Gathering looks at variety of economic issues

·2 min read

Jun. 12—In a state that stretches from the beaches of the Eastern Shore to the mountains in the west, finding solutions to broad social issues can be difficult in a state like Maryland.

A group that met Saturday in Frederick came to present ideas on a wide variety of issues tied to different elements of Maryland's economy.

The discussion was organized by Urban Rural Action MD, and gathered in a conference room at the Civil War Medicine Museum on East Patrick Street.

The group, the parent organization of which is headquartered in Washington, D.C., is meant to bring people together across regional, ideological, racial, religious and other divides to address common problems, said Kira Hamman, Mid-Atlantic regional director for Urban Rural Action.

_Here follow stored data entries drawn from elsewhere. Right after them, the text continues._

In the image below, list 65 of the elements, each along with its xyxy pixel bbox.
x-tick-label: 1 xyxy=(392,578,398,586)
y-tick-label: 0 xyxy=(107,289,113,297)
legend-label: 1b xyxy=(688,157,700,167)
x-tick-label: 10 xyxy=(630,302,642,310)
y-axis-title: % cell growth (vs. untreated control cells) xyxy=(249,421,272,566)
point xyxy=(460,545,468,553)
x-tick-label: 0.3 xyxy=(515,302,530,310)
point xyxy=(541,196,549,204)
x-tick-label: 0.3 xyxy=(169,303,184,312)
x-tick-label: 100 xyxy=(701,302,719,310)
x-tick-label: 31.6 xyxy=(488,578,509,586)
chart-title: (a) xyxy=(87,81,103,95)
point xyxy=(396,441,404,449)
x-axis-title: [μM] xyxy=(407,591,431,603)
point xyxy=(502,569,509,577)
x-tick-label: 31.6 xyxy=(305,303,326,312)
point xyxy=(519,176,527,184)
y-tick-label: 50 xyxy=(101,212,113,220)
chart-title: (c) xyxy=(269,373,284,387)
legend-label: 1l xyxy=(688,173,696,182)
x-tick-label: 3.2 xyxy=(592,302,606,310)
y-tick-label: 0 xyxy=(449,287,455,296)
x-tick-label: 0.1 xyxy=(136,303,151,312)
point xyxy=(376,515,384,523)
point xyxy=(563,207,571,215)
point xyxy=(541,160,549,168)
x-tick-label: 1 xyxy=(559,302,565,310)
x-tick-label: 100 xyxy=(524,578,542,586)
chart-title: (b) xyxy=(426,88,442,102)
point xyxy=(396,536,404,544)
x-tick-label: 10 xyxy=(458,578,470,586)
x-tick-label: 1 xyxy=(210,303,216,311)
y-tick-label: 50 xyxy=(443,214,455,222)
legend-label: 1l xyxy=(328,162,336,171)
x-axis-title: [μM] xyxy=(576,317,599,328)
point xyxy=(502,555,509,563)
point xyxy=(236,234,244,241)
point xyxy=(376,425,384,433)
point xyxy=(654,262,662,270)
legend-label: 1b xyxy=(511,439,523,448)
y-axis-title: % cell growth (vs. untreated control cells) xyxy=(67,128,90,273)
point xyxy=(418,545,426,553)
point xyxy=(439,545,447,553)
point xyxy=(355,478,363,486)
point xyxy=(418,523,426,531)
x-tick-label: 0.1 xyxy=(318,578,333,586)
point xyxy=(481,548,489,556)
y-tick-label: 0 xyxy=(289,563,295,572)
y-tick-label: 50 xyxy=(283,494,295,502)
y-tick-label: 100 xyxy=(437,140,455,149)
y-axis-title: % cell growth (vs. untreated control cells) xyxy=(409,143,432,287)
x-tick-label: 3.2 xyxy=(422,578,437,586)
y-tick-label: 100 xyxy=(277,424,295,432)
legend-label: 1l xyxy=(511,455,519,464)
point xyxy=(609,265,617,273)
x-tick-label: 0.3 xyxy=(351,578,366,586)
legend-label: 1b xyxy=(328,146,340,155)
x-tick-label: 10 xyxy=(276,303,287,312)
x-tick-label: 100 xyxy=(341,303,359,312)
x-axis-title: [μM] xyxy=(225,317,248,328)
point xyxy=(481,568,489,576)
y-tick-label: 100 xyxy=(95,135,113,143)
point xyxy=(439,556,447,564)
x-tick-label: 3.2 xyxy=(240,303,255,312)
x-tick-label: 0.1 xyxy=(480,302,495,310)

They help participants improve their communications skills, then bring in partner organizations to work with small groups on different projects based around a theme, such as Maryland's economy, Hamman said.

Saturday's participants included groups partnered with the Pride Center of Maryland looking at barriers to employment for LGBTQIA+ individuals; the Education Design Lab on the future of work in Maryland; the Chesapeake Multicultural Resource Center on supporting immigrant businesses; Allegany College of Maryland on promoting mind-body wellness; and Horizon Goodwill Industries on youth homelessness in Washington County.

Having allies and a support network are very important when LGBTQIA+ people are looking for jobs, and companies can help by creating an affirming and welcoming atmosphere when people come in looking for a job, said Andi Overton, who presented for the group working with the Pride Center of Maryland.

She said her group is still working on producing a 15-minute video compiling interviews with four individuals on the subject.

Education and work need to be better coordinated in the future, and progress will require designing education for the future of work, Don Fraser of the Education Design Lab said during his presentation.

The future of work means something different to different people, and will look different for a business owner than to a student in high school or college, his group partner Heather Walenga Wheeler said.

Figuring out what work will look like in the future will require answering questions such as where jobs are going to be located, what jobs will look like for people without college degrees, and how to solve problems of digital infrastructure and broadband access, she said.

Urban Rural Action begins each round of projects with a leadership team that looks at what types of topics would help people come together to strengthen our democratic society, Hamman said.

Then they look for partner organizations that can participate on the topic.

The projects can give participants something they're excited to work on and can benefit the partner organization they're working with, she said.